I punch the GPS to take me home. After years of working in my little tourist town, I know the way home. But I like to know exactly when I will get there. To the minute. It’s also a 15 year old Garmin that I use. My staff makes fun of me. My boyfriend makes fun of me. My boss makes fun of me. I don’t care. I’m almost 60, get off my lawn and don’t tell me what to do.

I put the car in reverse and back out of my parking spot.

I drive to the end of the parking lot, go left and approach the road. I turn left. The GPS guiding me along the way.

The window is still down. My hand is waving in the air as I drive. I get to the police station and without thinking instead of turning right as I should, I go straight.

I drive. And I drive. Window down. Music off. Lost in thought.

I drive through the center of the little town where I work. Its midnight and there are a fair number of people moving about.
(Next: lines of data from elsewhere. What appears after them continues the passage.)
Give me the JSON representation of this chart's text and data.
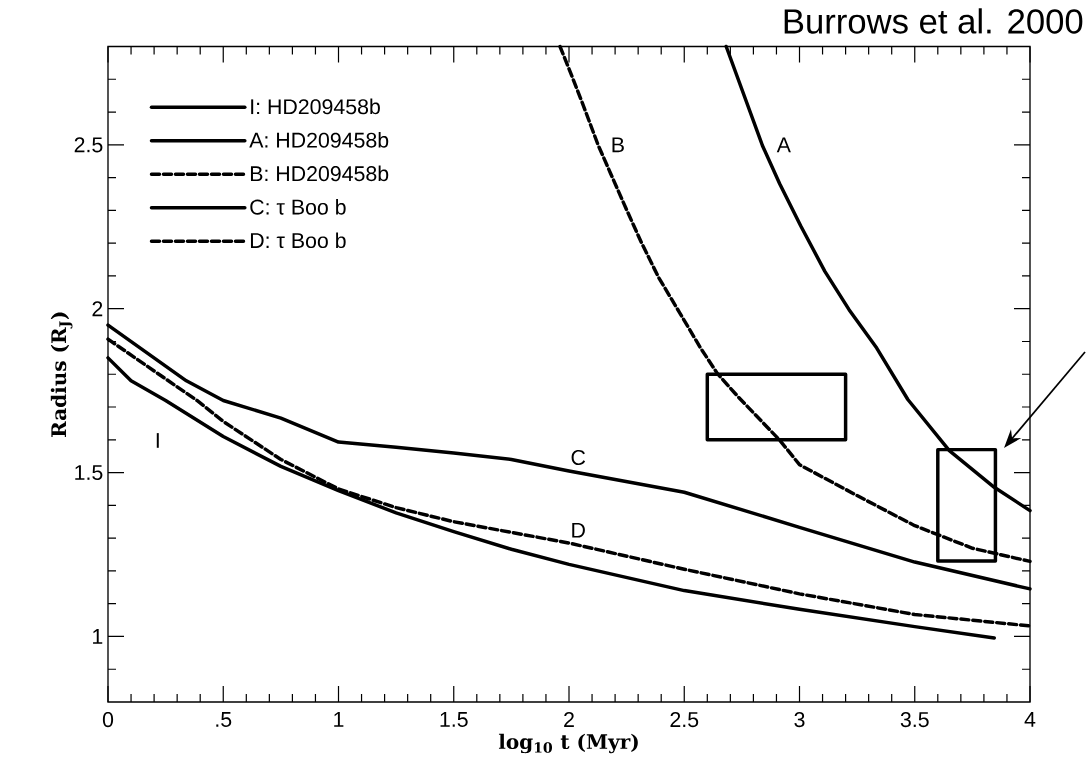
{
  "chart_data": {
    "type": "line",
    "xlabel": "log$_{10}$ t (Myr)",
    "ylabel": "Radius (R$_{J}$)",
    "xlim": [
      0,
      4
    ],
    "ylim": [
      0.8,
      2.8
    ],
    "xticks": [
      {
        "value": 0,
        "label": "0"
      },
      {
        "value": 0.1,
        "label": null
      },
      {
        "value": 0.2,
        "label": null
      },
      {
        "value": 0.3,
        "label": null
      },
      {
        "value": 0.4,
        "label": null
      },
      {
        "value": 0.5,
        "label": ".5"
      },
      {
        "value": 0.6,
        "label": null
      },
      {
        "value": 0.7,
        "label": null
      },
      {
        "value": 0.8,
        "label": null
      },
      {
        "value": 0.9,
        "label": null
      },
      {
        "value": 1,
        "label": "1"
      },
      {
        "value": 1.1,
        "label": null
      },
      {
        "value": 1.2,
        "label": null
      },
      {
        "value": 1.3,
        "label": null
      },
      {
        "value": 1.4,
        "label": null
      },
      {
        "value": 1.5,
        "label": "1.5"
      },
      {
        "value": 1.6,
        "label": null
      },
      {
        "value": 1.7,
        "label": null
      },
      {
        "value": 1.8,
        "label": null
      },
      {
        "value": 1.9,
        "label": null
      },
      {
        "value": 2,
        "label": "2"
      },
      {
        "value": 2.1,
        "label": null
      },
      {
        "value": 2.2,
        "label": null
      },
      {
        "value": 2.3,
        "label": null
      },
      {
        "value": 2.4,
        "label": null
      },
      {
        "value": 2.5,
        "label": "2.5"
      },
      {
        "value": 2.6,
        "label": null
      },
      {
        "value": 2.7,
        "label": null
      },
      {
        "value": 2.8,
        "label": null
      },
      {
        "value": 2.9,
        "label": null
      },
      {
        "value": 3,
        "label": "3"
      },
      {
        "value": 3.1,
        "label": null
      },
      {
        "value": 3.2,
        "label": null
      },
      {
        "value": 3.3,
        "label": null
      },
      {
        "value": 3.4,
        "label": null
      },
      {
        "value": 3.5,
        "label": "3.5"
      },
      {
        "value": 3.6,
        "label": null
      },
      {
        "value": 3.7,
        "label": null
      },
      {
        "value": 3.8,
        "label": null
      },
      {
        "value": 3.9,
        "label": null
      },
      {
        "value": 4,
        "label": "4"
      }
    ],
    "yticks": [
      {
        "value": 0.9,
        "label": null
      },
      1,
      {
        "value": 1.1,
        "label": null
      },
      {
        "value": 1.2,
        "label": null
      },
      {
        "value": 1.3,
        "label": null
      },
      {
        "value": 1.4,
        "label": null
      },
      1.5,
      {
        "value": 1.6,
        "label": null
      },
      {
        "value": 1.7,
        "label": null
      },
      {
        "value": 1.8,
        "label": null
      },
      {
        "value": 1.9,
        "label": null
      },
      2,
      {
        "value": 2.1,
        "label": null
      },
      {
        "value": 2.2,
        "label": null
      },
      {
        "value": 2.3,
        "label": null
      },
      {
        "value": 2.4,
        "label": null
      },
      2.5,
      {
        "value": 2.6,
        "label": null
      },
      {
        "value": 2.7,
        "label": null
      }
    ],
    "legend": "top left",
    "marker": "none",
    "series": [
      {
        "name": "I: HD209458b",
        "color": "#000000",
        "line_style": "solid",
        "x": [
          0,
          0.1,
          0.25,
          0.5,
          0.75,
          1,
          1.25,
          1.5,
          1.75,
          2,
          2.5,
          3,
          3.5,
          3.845
        ],
        "values": [
          1.85,
          1.78,
          1.72,
          1.61,
          1.519,
          1.445,
          1.377,
          1.32,
          1.266,
          1.22,
          1.14,
          1.083,
          1.03,
          0.995
        ]
      },
      {
        "name": "A: HD209458b",
        "color": "#000000",
        "line_style": "solid",
        "x": [
          2.682,
          2.839,
          2.914,
          3.005,
          3.11,
          3.215,
          3.335,
          3.47,
          3.65,
          3.845,
          4
        ],
        "values": [
          2.8,
          2.498,
          2.381,
          2.253,
          2.114,
          1.997,
          1.88,
          1.723,
          1.567,
          1.455,
          1.384
        ]
      },
      {
        "name": "B: HD209458b",
        "color": "#000000",
        "line_style": "dashed",
        "x": [
          1.961,
          2.0,
          2.059,
          2.126,
          2.179,
          2.246,
          2.314,
          2.389,
          2.479,
          2.569,
          2.644,
          2.734,
          2.914,
          3.0,
          3.252,
          3.5,
          3.751,
          4
        ],
        "values": [
          2.8,
          2.732,
          2.626,
          2.5,
          2.415,
          2.308,
          2.202,
          2.095,
          1.989,
          1.882,
          1.802,
          1.731,
          1.599,
          1.524,
          1.429,
          1.338,
          1.269,
          1.229
        ]
      },
      {
        "name": "C: τ Boo b",
        "color": "#000000",
        "line_style": "solid",
        "x": [
          0,
          0.34,
          0.5,
          0.75,
          1,
          1.25,
          1.5,
          1.75,
          2,
          2.5,
          3,
          3.5,
          4
        ],
        "values": [
          1.95,
          1.78,
          1.72,
          1.666,
          1.593,
          1.577,
          1.56,
          1.54,
          1.505,
          1.44,
          1.333,
          1.227,
          1.145
        ]
      },
      {
        "name": "D: τ Boo b",
        "color": "#000000",
        "line_style": "dashed",
        "x": [
          0,
          0.386,
          0.5,
          0.75,
          1,
          1.25,
          1.5,
          2,
          2.5,
          3,
          3.5,
          4
        ],
        "values": [
          1.907,
          1.72,
          1.656,
          1.54,
          1.45,
          1.393,
          1.35,
          1.285,
          1.205,
          1.13,
          1.067,
          1.032
        ]
      }
    ],
    "annotations": [
      "Burrows et al. 2000",
      "I",
      "A",
      "B",
      "C",
      "D"
    ]
  }
}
I drive straight, through the traffic light, on a country road, that is a short cut to the Route 1.

I drive. Obeying the speed limit. 35. 45. 25. 35 again.

Eventually I come to the end of the road. I turn right, headed back to another little town.
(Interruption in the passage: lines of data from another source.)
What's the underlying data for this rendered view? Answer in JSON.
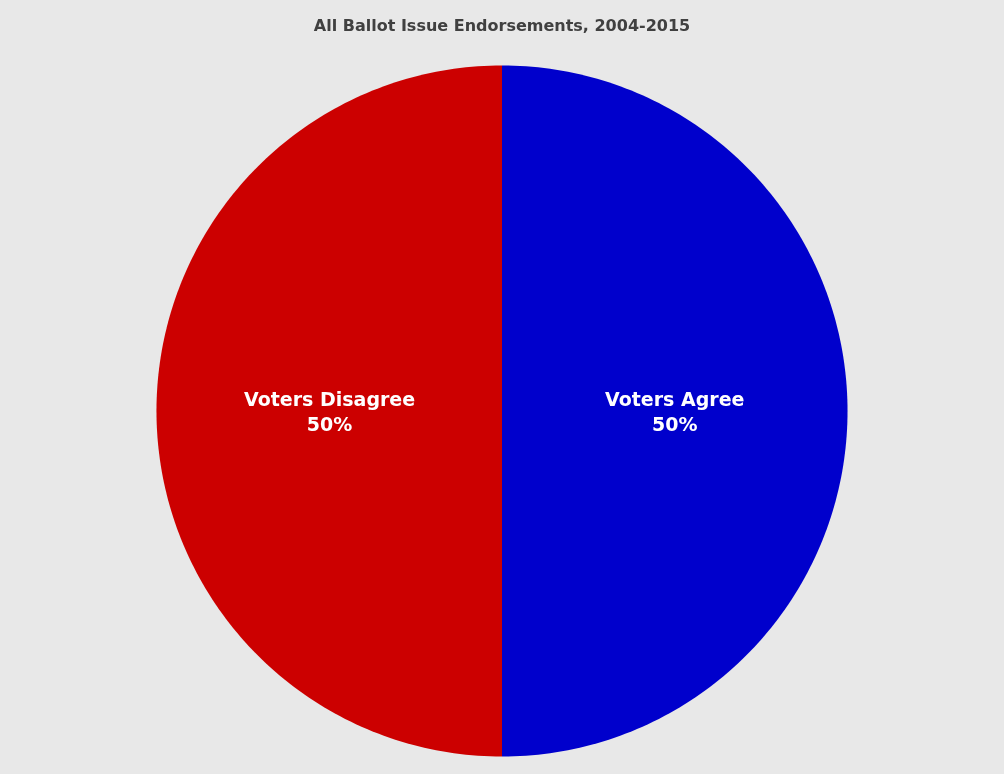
{
  "chart_data": {
    "type": "pie",
    "title": "All Ballot Issue Endorsements, 2004-2015",
    "categories": [
      "Voters Agree",
      "Voters Disagree"
    ],
    "values": [
      50,
      50
    ],
    "colors": [
      "#0000cc",
      "#cc0000"
    ],
    "value_labels": [
      "50%",
      "50%"
    ]
  }
}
It’s now a little past midnight.

For the next hour, I drive, slowly toward home.

For the first time in what seems like weeks, I’m not thinking about what I need to do next.

I’m not thinking about all the things I forgot to do at work today.

I’m not thinking about the things I have to do when I get home. The bills I have to pay. The plants I have to water. The litter I have to scoop.

I drive. Back roads, watching the lights pass by.

Sometime it’s my elbow in the window; sometimes I do that thing where your hand waves up and down.

I come to a McDonald’s. I stop for a Soda Water. $1.08. It takes longer than I’d like but I’m in no hurry.

Eventually I stop for gas, not because I need it, but it’s the old habit coming through.

I wind my way down Route 1 toward the bigger town near me.

Just before I’d turn right to go home, I get on the highway. Window still down, arm still out the window and music still off.

I get off the highway and turn left. I drive by our friend’s house that have just put up a fence. It looks great.

I drive into town. I turn, drive, I turn, I drive. I eventually find myself on Commercial Street.

It’s now after 1:00.

It’s time to go home. ]

At this point I’m worried Adam will be worried about me as I didn’t text him to tell him I’d be late.

Our bedroom light is off when I get home.

I get out of the car and for the first time, since I left work, I realize how hot it really is. I’m covered in sweat. My forehead is beaded. I’m thirsty. I’m tired.

I really spent the time lost in thought. As I drove the last three miles home I thought, I should write about this.

And here it is.

This is the first time I’ve done this kind of drive in years.

It’s never hot NOR humid enough in Maine.

When I left work the thermometer on my card read 86. It moved to 93 on the highway, inland away from the coast. I changed often. 86. 91. 95. 88. 86. When I got home it was 82. The coolest I’d seen all night.

I’m exhausted at this point.

But at peace. And calm.

My mind has been turned off of the daily stuff and hyper focused on this post.

For an hour and a half tonight, I was in Kentucky. A 14 year old boy lost in thought as he looked through the fan at the night. I was a 22 year old young adult driving a Nissan Sentra in Atlanta. I was 26 design student driving around the backroads of Kentucy, in my jeepy thing. I was 30 year old teacher driving around Cincinnati, wondering around downtown. I was a 35 year old corporate employe, lost in thought at The World Trade Center. I was 40 year grad student driving home in San Diego.

And I realized as I drove, that my life isn’t perfect.

Far from perfect.

But I’m happy.

I love my boyfriend more and more every day.

I love my job more and more every day.

I’ve found a way to coach my staff that doesn’t cause me stress.

I love my cats.

I love my home.

I love my life.

I knew that before tonight.

But I was reminded of it tonight.

Be well.

It’s approaching 3:30 a.m. I’ve read thru this once, please excuse anything that I missed as far as typos and grammar. I’ll fix it in 10 years when I retire.